Skip to content
UoL CS Notes

Semi-Structured Data

COMP207 Lectures

Semi-structured data lies between fully structured data (like relational databases) and unstructured data (like arbitrary data files).

  • Semi-structured data doesn’t have to fit to a schema.
  • Programs have to know how to read & interpret the data.
  • Semi-structured data is self describing and flexible.

Semi-Structured Data Model

Semi-structured data is typically a tree with the following properties:

  • Leaf Nodes - Have associated data.
  • Inner Nodes - Have edges going to other nodes:
    • Each edge has a label.
  • Root:
    • Has no incoming edges.
    • Each node is reachable from the root.
graph
root -->|lecturer| a[ ] & b[ ]
a -->|name| c[ ]
a -->|teaches| d[ ]
d -->|taughtBy| c[J. Fearnley]
d -->|code| e[COMP105]
d -->|title| f[Progr.

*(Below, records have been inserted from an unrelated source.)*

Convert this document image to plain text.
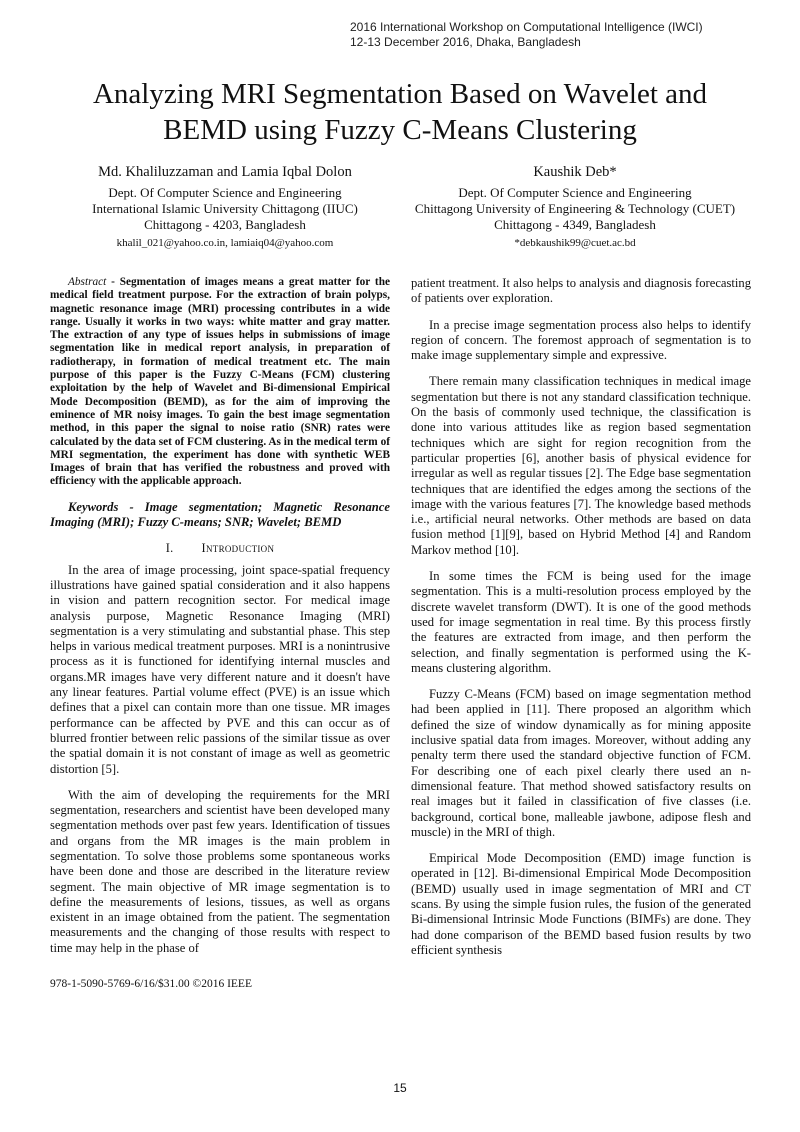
2016 International Workshop on Computational Intelligence (IWCI)
12-13 December 2016, Dhaka, Bangladesh
Analyzing MRI Segmentation Based on Wavelet and
BEMD using Fuzzy C-Means Clustering
Md. Khaliluzzaman and Lamia Iqbal Dolon
Dept. Of Computer Science and Engineering
International Islamic University Chittagong (IIUC)
Chittagong - 4203, Bangladesh
khalil_021@yahoo.co.in, lamiaiq04@yahoo.com
Kaushik Deb*
Dept. Of Computer Science and Engineering
Chittagong University of Engineering & Technology (CUET)
Chittagong - 4349, Bangladesh
*debkaushik99@cuet.ac.bd

Abstract - Segmentation of images means a great matter for the medical field treatment purpose. For the extraction of brain polyps, magnetic resonance image (MRI) processing contributes in a wide range. Usually it works in two ways: white matter and gray matter. The extraction of any type of issues helps in submissions of image segmentation like in medical report analysis, in preparation of radiotherapy, in formation of medical treatment etc. The main purpose of this paper is the Fuzzy C-Means (FCM) clustering exploitation by the help of Wavelet and Bi-dimensional Empirical Mode Decomposition (BEMD), as for the aim of improving the eminence of MR noisy images. To gain the best image segmentation method, in this paper the signal to noise ratio (SNR) rates were calculated by the data set of FCM clustering. As in the medical term of MRI segmentation, the experiment has done with synthetic WEB Images of brain that has verified the robustness and proved with efficiency with the applicable approach.

Keywords - Image segmentation; Magnetic Resonance Imaging (MRI); Fuzzy C-means; SNR; Wavelet; BEMD

I. Introduction

In the area of image processing, joint space-spatial frequency illustrations have gained spatial consideration and it also happens in vision and pattern recognition sector. For medical image analysis purpose, Magnetic Resonance Imaging (MRI) segmentation is a very stimulating and substantial phase. This step helps in various medical treatment purposes. MRI is a nonintrusive process as it is functioned for identifying internal muscles and organs.MR images have very different nature and it doesn't have any linear features. Partial volume effect (PVE) is an issue which defines that a pixel can contain more than one tissue. MR images performance can be affected by PVE and this can occur as of blurred frontier between relic passions of the similar tissue as over the spatial domain it is not constant of image as well as geometric distortion [5].

With the aim of developing the requirements for the MRI segmentation, researchers and scientist have been developed many segmentation methods over past few years. Identification of tissues and organs from the MR images is the main problem in segmentation. To solve those problems some spontaneous works have been done and those are described in the literature review segment. The main objective of MR image segmentation is to define the measurements of lesions, tissues, as well as organs existent in an image obtained from the patient. The segmentation measurements and the changing of those results with respect to time may help in the phase of

patient treatment. It also helps to analysis and diagnosis forecasting of patients over exploration.

In a precise image segmentation process also helps to identify region of concern. The foremost approach of segmentation is to make image supplementary simple and expressive.

There remain many classification techniques in medical image segmentation but there is not any standard classification technique. On the basis of commonly used technique, the classification is done into various attitudes like as region based segmentation techniques which are sight for region recognition from the particular properties [6], another basis of physical evidence for irregular as well as regular tissues [2]. The Edge base segmentation techniques that are identified the edges among the sections of the image with the various features [7]. The knowledge based methods i.e., artificial neural networks. Other methods are based on data fusion method [1][9], based on Hybrid Method [4] and Random Markov method [10].

In some times the FCM is being used for the image segmentation. This is a multi-resolution process employed by the discrete wavelet transform (DWT). It is one of the good methods used for image segmentation in real time. By this process firstly the features are extracted from image, and then perform the selection, and finally segmentation is performed using the K-means clustering algorithm.

Fuzzy C-Means (FCM) based on image segmentation method had been applied in [11]. There proposed an algorithm which defined the size of window dynamically as for mining apposite inclusive spatial data from images. Moreover, without adding any penalty term there used the standard objective function of FCM. For describing one of each pixel clearly there used an n-dimensional feature. That method showed satisfactory results on real images but it failed in classification of five classes (i.e. background, cortical bone, malleable jawbone, adipose flesh and muscle) in the MRI of thigh.

Empirical Mode Decomposition (EMD) image function is operated in [12]. Bi-dimensional Empirical Mode Decomposition (BEMD) usually used in image segmentation of MRI and CT scans. By using the simple fusion rules, the fusion of the generated Bi-dimensional Intrinsic Mode Functions (BIMFs) are done. They had done comparison of the BEMD based fusion results by two efficient synthesis

978-1-5090-5769-6/16/$31.00 ©2016 IEEE
15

Paradigms]
b --> ...

Applications

They are a popular form for storing and sharing data on the web.

Also are used for the storage of documents such as:

  • Word processor documents.
  • Spreadsheets.
  • Vector Graphics.

Implementations

  • XML (eXtensible Markup Language)
    • Tree structured data.
  • JSON (JavaScript Object Notation)
    • Similar to XML
  • Simple Key-Value Relationships:
    • Correspond to very simple XML/JSON documents.
  • Graphs
    • A general form of semi-structured data.